La maison bleue, Paris (XIVème)

Maîtrise d’ouvrage : SCI " La maison bleue ", Paris (75)
Maîtrise d’œuvre : G2A Architecte, Paris (75) F. PAYEN ; E. HOCHART
Bureau d’étude : GNJATIC, Paris (75)
Entreprise bois : LA SECONDE, Artenay
Lieu : 7, rue Alfred Durand-Clay – 75 014 Paris
Date de réalisation :1995
Surfaces : SHON : 240 m2
Textes: M. CHOFFEL, G. HENNEVEUX
Photos: M. CHOFFEL, G. HENNEVEUX

Présentation


L’immeuble, qui comporte deux logements et un bureau est situé au cœur du 14ème arrondissement de Paris. Dans une rue étroite, il s’élève de cinq étages sur une faible emprise. La façade nord est mitoyenne à un autre immeuble, la façade sud est contiguë à un jardin non constructible, la façade est donne sur la rue et la façade ouest sur un jardin commun à l’îlot.

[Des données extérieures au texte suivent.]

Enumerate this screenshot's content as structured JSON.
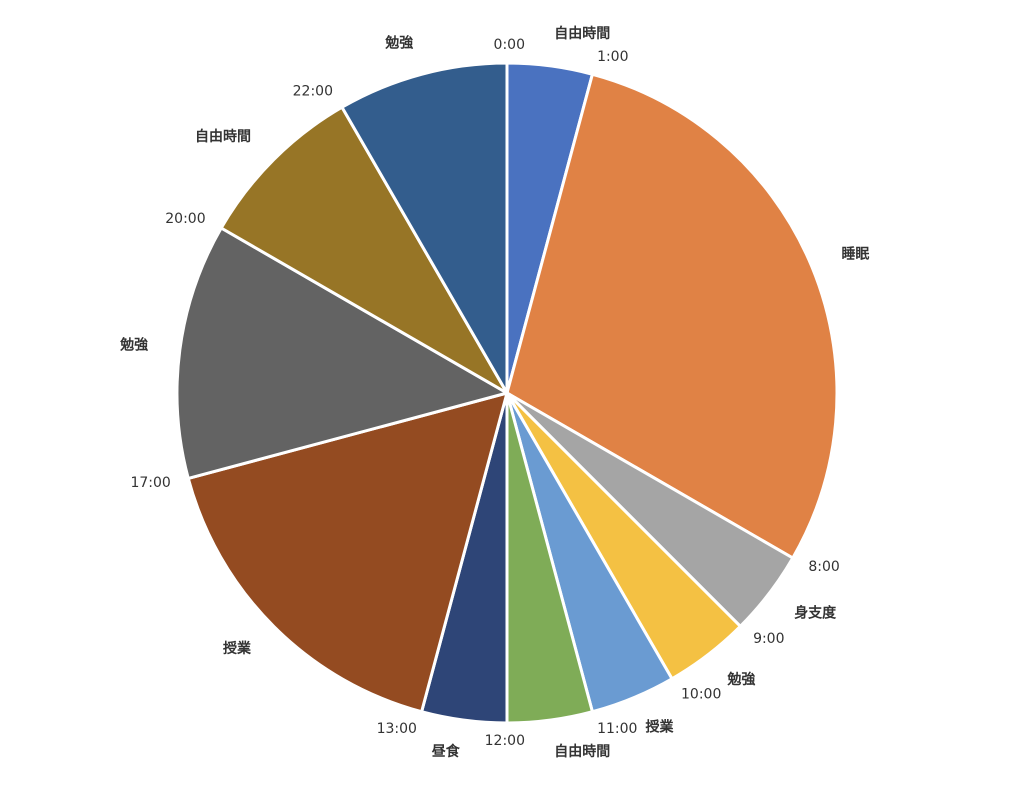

Ainsi, malgré son exiguïté, ce terrain dispose de trois façades où des vues peuvent s’ouvrir. L’intégration dans un site caractérisé par l'étroitesse de la rue et l’architecture XIXème des immeubles voisins, est réussie.

Dans la conception du bâtiment, G2A a su tirer avantage des petites dimensions d’implantation du bâtiment en imposant une grande dimension pour la hauteur. Des jeux d’ouvertures en angle, tantôt mises à nue tantôt en retrait, et de continuité de matériaux renvoient le regard du passant sur la façade latérale, comme une élongation de la façade sur rue.

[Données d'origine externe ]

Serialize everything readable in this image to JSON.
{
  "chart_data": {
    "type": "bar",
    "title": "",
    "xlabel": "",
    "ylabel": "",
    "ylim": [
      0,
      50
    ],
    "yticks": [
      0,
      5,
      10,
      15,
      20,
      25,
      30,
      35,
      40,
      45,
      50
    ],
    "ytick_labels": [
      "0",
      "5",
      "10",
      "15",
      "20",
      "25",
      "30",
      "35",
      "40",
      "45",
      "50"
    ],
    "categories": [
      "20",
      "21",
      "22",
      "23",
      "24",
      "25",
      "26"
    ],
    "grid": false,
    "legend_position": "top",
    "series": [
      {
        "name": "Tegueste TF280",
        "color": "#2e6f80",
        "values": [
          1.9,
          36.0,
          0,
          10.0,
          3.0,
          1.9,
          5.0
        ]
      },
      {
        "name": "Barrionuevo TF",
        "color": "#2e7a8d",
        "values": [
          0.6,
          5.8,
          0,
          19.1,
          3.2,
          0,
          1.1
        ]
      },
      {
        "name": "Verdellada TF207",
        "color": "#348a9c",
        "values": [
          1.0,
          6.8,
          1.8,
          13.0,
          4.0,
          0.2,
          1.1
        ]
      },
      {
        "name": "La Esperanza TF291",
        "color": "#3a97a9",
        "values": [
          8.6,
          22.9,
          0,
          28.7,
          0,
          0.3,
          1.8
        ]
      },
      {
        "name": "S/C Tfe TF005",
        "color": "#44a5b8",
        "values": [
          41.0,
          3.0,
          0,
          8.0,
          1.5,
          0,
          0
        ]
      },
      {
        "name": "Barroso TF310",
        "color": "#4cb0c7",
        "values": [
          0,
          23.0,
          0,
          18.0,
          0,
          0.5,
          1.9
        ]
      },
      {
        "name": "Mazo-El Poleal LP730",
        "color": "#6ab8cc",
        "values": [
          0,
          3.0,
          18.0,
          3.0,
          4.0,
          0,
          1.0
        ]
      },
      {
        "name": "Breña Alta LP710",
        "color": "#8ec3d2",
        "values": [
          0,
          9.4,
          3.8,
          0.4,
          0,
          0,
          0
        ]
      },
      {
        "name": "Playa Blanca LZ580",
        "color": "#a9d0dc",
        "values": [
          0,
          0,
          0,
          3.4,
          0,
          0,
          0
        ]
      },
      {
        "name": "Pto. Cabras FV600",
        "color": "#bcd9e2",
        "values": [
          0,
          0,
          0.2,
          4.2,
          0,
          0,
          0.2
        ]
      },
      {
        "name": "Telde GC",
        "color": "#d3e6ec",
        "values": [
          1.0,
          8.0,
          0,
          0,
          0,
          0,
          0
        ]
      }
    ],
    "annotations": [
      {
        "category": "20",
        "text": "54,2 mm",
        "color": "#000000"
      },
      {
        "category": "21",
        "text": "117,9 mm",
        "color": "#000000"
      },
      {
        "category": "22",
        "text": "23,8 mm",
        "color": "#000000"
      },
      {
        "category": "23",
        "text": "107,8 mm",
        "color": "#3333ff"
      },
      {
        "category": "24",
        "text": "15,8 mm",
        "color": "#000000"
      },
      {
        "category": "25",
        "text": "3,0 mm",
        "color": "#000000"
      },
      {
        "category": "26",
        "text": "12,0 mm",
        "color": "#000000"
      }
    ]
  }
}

Le bâtiment du fait de sa situation dans la rue, bénéficie d’un point de vue particulier : l’étroitesse de la rue est compensée par le vide laissé par le jardin contigu à la parcelle, qui laisse voir la façade latérale du bâtiment. De ce fait, c’est l’angle qui devient le point focal du projet, d’où le traitement sculptural de l’ensemble.

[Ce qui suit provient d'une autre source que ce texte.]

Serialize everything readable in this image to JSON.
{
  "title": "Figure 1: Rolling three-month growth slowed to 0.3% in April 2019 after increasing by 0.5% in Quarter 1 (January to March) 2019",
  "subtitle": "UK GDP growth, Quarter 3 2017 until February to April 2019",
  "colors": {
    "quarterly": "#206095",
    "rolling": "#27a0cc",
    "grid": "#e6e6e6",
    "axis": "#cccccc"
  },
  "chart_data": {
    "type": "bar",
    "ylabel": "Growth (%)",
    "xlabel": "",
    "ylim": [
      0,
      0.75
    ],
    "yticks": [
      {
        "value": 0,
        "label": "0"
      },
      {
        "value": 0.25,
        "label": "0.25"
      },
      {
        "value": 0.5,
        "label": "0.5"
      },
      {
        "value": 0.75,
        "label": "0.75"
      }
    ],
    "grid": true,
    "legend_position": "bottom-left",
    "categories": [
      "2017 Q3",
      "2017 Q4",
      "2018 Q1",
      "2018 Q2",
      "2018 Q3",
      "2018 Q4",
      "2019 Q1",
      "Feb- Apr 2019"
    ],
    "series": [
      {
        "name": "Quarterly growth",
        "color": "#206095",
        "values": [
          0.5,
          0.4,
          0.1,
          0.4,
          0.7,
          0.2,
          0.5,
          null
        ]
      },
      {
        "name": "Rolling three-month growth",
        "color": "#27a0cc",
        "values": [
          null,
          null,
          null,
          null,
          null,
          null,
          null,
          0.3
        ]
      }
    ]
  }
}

On peut remarquer également, une interprétation qui renouvelle le découpage classique des façades par la traditionnelle alternance socle – partie courante – attique. Ici, le socle est bel et bien constitué du rez-de-chaussée et du premier étage, comme on peut le voir par leur léger recul et par le traitement des entrées, tandis que l’attique est formé par la couverture courbe en zinc qui couronne le bâtiment et ondule jusqu’à la terrasse du triplex.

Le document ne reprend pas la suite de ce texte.